Aspettò che il robot fosse di ritorno; poi, con molta precisione, gli diede le istruzioni e se le fece ripetere. Seranis, si poteva star certi, non gli avrebbe mancato di parola; ma era sempre meglio proteggersi la ritirata.
Uscì dallo scafo. Un attimo dopo ci fu un sibilo, una sagoma scura si stagliò contro il cielo, e la nave sparì in lontananza.
Quando lo scafo fu scomparso, Alvin si rese conto di aver fatto uno sbaglio. Uno di quegli sbagli che possono trasformare il piano migliore in un completo disastro. Si era dimenticato che i sensi del robot erano molto più acuti dei suoi, e che la notte si stava facendo sempre più scura. Diverse volte smarrì il sentiero che stava percorrendo e rischiò di urtare malamente contro gli alberi della foresta. A un tratto sentì uno schianto di rami, e da un cespuglio sbucò un grosso animale. Vide due occhi verdi che lo stavano fissando. Si fermò, e una lingua incredibilmente lunga gli raspò il dorso di una mano. Poi sentì un grosso corpo che gli si strofinava amichevolmente contro le gambe. Alla fine l’animale si allontanò, senza aver emesso un solo suono. Non seppe mai che tipo di animale fosse.

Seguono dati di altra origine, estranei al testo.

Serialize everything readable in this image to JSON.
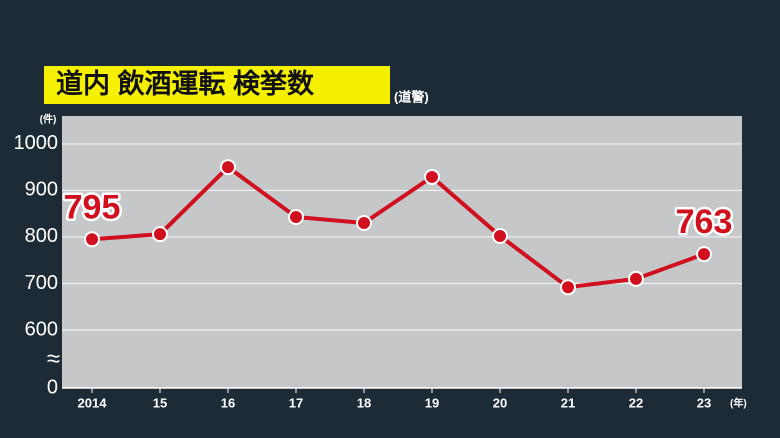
{
  "chart_data": {
    "type": "line",
    "title": "道内 飲酒運転 検挙数",
    "subtitle": "(道警)",
    "y_unit": "(件)",
    "x_unit": "(年)",
    "axis_break_label": "≈",
    "categories": [
      "2014",
      "15",
      "16",
      "17",
      "18",
      "19",
      "20",
      "21",
      "22",
      "23"
    ],
    "values": [
      795,
      806,
      950,
      843,
      830,
      929,
      802,
      692,
      710,
      763
    ],
    "color": "#d0101e",
    "value_label_points": "first-last",
    "ylim": [
      0,
      1060
    ],
    "yticks": [
      0,
      600,
      700,
      800,
      900,
      1000
    ],
    "grid": true
  }
}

Le luci del villaggio cominciarono a filtrare fra gli alberi, ma quella guida non gli occorreva più. Il sentiero sotto i suoi piedi si era mutato in un fiume di luce azzurra, smorzata. Il muschio su cui camminava era luminoso, e i suoi piedi lasciavano chiazze scure che svanivano subito dietro di lui. Uno spettacolo straordinario e affascinante, e quando Alvin si chinò a raccogliere un lembo dello strano muschio, brillò per minuti nella conca delle sue mani prima che la luminosità si spegnesse.
Hilvar gli venne incontro per la seconda volta, e per la seconda volta lo accompagnò dalla madre e dai senatori, che lo salutarono con aria un po’
bellicosa, ma con rispetto. Forse si chiedevano che fine avesse fatto il robot, ma non fecero commenti.
«Sono molto spiacente» cominciò Alvin «per essermi allontanato da voi in modo poco urbano. Vi interesserà sapere che mi è stato altrettanto difficile allontanarmi da Diaspar…» Lasciò che la frase facesse il suo effetto, poi aggiunse subito: «Ho parlato di Lys alla mia gente, facendo del mio meglio per dare un’impressione favorevole. Ma Diaspar non vuole avere niente a che fare con voi. Nonostante tutti i miei bei discorsi, desidera evitare i contatti con una cultura che ritiene inferiore.»
Osservò soddisfatto la reazione dei senatori. Perfino Seranis era impallidita leggermente. «Se riesco a fare in modo che Lys e Diaspar si sentano reciprocamente urtate nella loro suscettibilità» pensava Alvin, «il problema è belle risolto. Saranno così ansiose di provare ciascuna la propria superiorità che le barriere cadranno in quattro e quattr’otto.»
«Perché siete tornato a Lys?» s’informò Seranis.
«Perché voglio convincervi, come vorrei fare con Diaspar, che siete entrambi in errore.» Tacque l’altra ragione, e cioè che a Lys c’era l’unico amico di cui si fidava e di cui aveva bisogno.